Maybe trading with LA Galaxy and bringing Chelsea, complete with Didier Drogba and his triple salcos, to the Rice-Eccles Stadium would help that cause.
But for now it’s back to the slippery slope of obscurity, which Everton will surely give them a hefty push down tonight.
All of which is why, despite the lack of a second warm-up game, the second leg of this tour will be far more significant when reflected upon during the coming season.
Everton will want to quietly make their mark in LA – no hideously contrived Posh Spice-style documentaries for them.
The only thing they’re staging will be a series of training sessions designed to add the final team-building touches to the start of the new Premiership season, already only two weeks away.
But just the way that great, if all too brief, blue scarf waver Sylvester Stallone likes it, there’s no getting away from the Hollywood glitz completely.
Using the LA Galaxy facility is a move that couldn’t be better timed given the all-time record deal that has brought David Beckham to the club and by next week he might actually have started playing for them if what he witnessed on Wednesday night hasn’t sent him into hiding in the Hollywood hills.
Or he might be persuaded, on a visit from old Manchester United pal Phil Neville, to ditch the MLS and make up the numbers in one of Moyes’s five-a-sides.
If nothing else, it might be a nice reminder of what playing competitive football used to be like.

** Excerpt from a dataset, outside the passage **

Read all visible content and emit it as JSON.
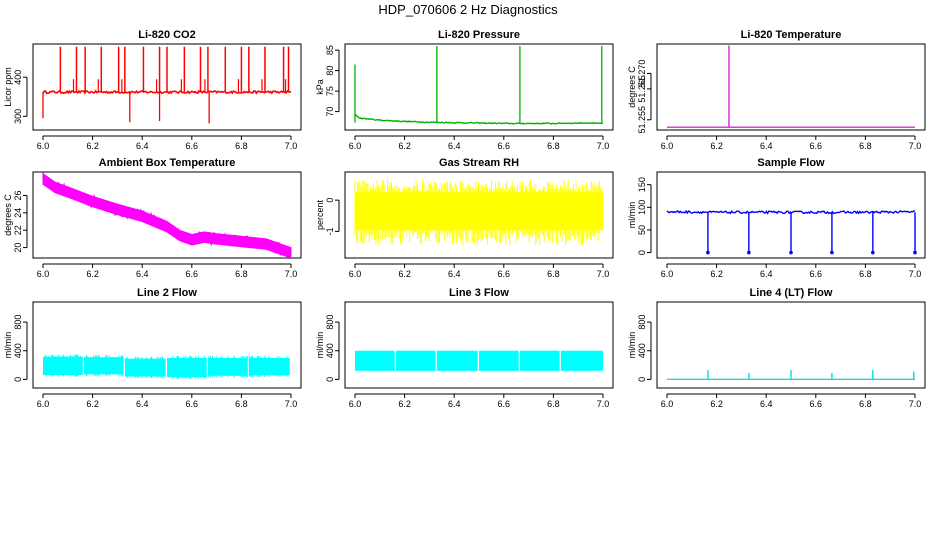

But for Everton, striking up the right harmony within the squad members who made the trip is so important at this stage.
Although Moyes is on the verge of boosting the numbers with the arrival of Steven Pienaar he intimated on more than one occasion during last season’s run to the top six that having so few cogs in the machine isn’t necessarily a negative if they all intertwine to ensure it runs efficiently.
And this is the time when those stiff joints are carefully oiled ready for such a smooth operation.
“Some people – the staff and the players – look back at some of the good seasons we have had and seen a good pre-season tour as the catalyst for us to go on and do well,” said defender Alan Stubbs.
“I wouldn’t say it makes or breaks but it is important to have a good pre-season. If you miss four or five days at this time of year, it’s like missing two or three weeks later on. It’s difficult to claw it back then.
But, luckily enough, we have worked really hard so far and things have been going well. Everyone seems to be getting through the sessions and fingers crossed it can carry on that way for the next few weeks. It’s back into the swing of things.”
But even Moyes would rather have had a few more blue-clad bodies to add to the 16 he counted through passport control yesterday.
Tim Cahill’s Asian Cup campaign is inevitably rolling on into the knock-out stages as Australia prepare for today’s quarter-final against Japan, James Vaughan’s unfortunate last-minute cry-off after injury at Preston denied him the chance to travel and Andy van der Meyde didn’t go due to personal reasons.
But on the place known as the Crossroads of the West, there’s every belief that the right roads will be taken once again.
In this part of the world, Everton usually do.